Farah.ID
Farah.ID

Sepakat Bentjok Divonis Seumur Hidup, Hinca Pandjaitan: Bagaimana Nasib Dana Nasabah?

LAPORAN: RAIZA ANDINI
  • Selasa, 27 Oktober 2020, 18:13 WIB
Sepakat Bentjok Divonis Seumur Hidup, Hinca Pandjaitan: Bagaimana Nasib Dana Nasabah?
Politikus Partai Demokrat, Hinca Pandjaitan, mengingatkan pihak Kejaksaan soal dana nasabah Jiwasraya setelah Benny Tjokro dan Heru Hidayat divonis pidana seumur hidup/Net
Putusan majelis hakim Pengadilan Negeri tindak pidana korupsi (Tipikor) yang memvonis terdakwa kasus megakorupsi PT Asuransi Jiwasraya, Benny Tjokro (Bentjok), dengan hukuman seumur hidup mendapat apresiasi publik.

Akan tetapi, hukuman tersebut tak lantas membuat para nasabah bisa mendapat kembali dana mereka. Untuk itu pemerintah dan aparat penegak hukum diminta peduli dengan nasib para nasabah Jiwasraya.

“Saya menilai vonis majelis hakim terhadap Benny Tjokro dan Heru Hidayat sudah tepat, karena selain mengenakan pidana seumur hidup juga memberikan denda,” ujar anggota Komisi III DPR RI, Hinca Pandjaitan, lewat keterangannya, Selasa (27/10).

Seperti diketahui, selain hukuman pidana seumur hidup, Benny Tjokro juga dikenakan pidana denda sebesar Rp 6,078 triliun, dan untuk Heru Hidayat sebesar Rp 10,728 triliun.

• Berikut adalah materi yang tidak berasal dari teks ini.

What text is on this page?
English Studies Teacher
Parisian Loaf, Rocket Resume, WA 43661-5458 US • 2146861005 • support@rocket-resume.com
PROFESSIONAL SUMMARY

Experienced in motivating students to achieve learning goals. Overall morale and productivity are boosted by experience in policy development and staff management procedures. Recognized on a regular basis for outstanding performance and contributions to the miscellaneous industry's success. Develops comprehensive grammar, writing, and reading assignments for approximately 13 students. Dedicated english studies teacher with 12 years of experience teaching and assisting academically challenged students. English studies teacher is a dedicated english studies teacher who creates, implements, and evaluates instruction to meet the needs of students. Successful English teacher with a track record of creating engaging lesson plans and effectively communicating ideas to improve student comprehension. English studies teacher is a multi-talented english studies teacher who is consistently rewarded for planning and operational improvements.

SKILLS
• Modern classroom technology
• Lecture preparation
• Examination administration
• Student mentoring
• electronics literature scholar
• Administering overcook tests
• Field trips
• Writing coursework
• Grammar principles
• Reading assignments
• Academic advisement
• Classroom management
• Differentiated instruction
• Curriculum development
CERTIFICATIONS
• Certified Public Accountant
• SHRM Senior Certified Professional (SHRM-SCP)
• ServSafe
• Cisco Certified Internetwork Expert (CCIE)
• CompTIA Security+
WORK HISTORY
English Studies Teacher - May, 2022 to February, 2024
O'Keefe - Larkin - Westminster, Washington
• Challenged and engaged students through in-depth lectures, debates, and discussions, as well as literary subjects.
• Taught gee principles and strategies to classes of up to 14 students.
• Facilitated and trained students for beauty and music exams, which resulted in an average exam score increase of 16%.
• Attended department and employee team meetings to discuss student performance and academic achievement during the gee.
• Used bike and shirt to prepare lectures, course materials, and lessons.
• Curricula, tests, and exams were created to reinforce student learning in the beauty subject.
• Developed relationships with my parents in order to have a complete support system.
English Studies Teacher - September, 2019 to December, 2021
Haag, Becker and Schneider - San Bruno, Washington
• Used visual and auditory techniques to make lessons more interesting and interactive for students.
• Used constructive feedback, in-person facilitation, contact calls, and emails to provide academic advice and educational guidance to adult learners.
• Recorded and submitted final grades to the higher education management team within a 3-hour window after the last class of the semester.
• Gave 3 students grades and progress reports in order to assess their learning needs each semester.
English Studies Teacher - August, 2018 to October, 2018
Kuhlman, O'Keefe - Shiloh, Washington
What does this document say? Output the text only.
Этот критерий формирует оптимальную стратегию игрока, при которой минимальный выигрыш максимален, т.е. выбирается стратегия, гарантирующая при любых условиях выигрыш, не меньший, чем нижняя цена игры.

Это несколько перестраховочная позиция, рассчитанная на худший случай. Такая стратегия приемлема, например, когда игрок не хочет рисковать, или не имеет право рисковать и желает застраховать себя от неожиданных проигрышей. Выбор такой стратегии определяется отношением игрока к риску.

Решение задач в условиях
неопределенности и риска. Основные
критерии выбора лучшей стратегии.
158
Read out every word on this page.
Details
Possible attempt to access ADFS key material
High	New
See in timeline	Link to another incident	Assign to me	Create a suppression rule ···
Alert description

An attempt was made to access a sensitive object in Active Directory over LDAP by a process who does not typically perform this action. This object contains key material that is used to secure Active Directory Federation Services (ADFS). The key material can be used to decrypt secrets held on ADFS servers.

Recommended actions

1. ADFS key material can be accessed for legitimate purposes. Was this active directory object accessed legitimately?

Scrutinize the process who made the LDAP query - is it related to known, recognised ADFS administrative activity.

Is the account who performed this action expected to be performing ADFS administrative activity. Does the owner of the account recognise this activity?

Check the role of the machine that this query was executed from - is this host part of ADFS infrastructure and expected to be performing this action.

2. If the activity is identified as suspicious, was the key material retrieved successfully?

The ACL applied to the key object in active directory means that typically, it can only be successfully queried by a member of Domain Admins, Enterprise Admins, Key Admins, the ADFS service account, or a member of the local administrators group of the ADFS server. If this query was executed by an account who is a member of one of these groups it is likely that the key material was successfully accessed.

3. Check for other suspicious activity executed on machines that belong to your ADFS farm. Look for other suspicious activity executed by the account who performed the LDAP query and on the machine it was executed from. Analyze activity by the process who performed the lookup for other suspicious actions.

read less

“Artinya majelis hakim menilai bahwa tujuan utama dari penegakan hukum dalam kasus ini, bukan hanya menghukum pelaku, melainkan juga mengembalikan kerugian negara. Saya harap putusan hakim ini dapat melahirkan keadilan bagi seluruh pihak termasuk para nasabah yang juga mendapat kerugian,” jelasnya.

Hinca juga mengingatkan aparat penegak hukum agar menelusuri temuan PPATK pada September lalu yang menyatakan ada indikasi aliran uang sejumlah Rp 100 triliun dalam kasus Jiwasraya ini.

“Karena rezim penegakan hukum yang dipakai adalah TPPU, tentu Jaksa beserta PPATk harus menelusuri lebih dalam lagi sejauh mana aset dari Jiwasraya mengalir,” bebernya.

Tak hanya itu, politikus Partai Demokrat ini juga mengingatkan kepada pihak terkait soal nasib para nasabah yang masih menggantung, untuk segera ditangani dan tidak ditelantarkan.

“Pertanyaan selanjutnya juga yang tak kalah utama yang harus dijawab Kejaksaan adalah bagaimana nasib dana nasabah seperti dana Wanarta Life, yang jumlahnya besar sekali, pascaputusan ini. Jangan sampai terlantar dan keadilan hilang dari mereka yang tidak tahu apa-apa tapi kehilangan masa depannya. Negara harus hadir!” tegas Hinca menyudahi.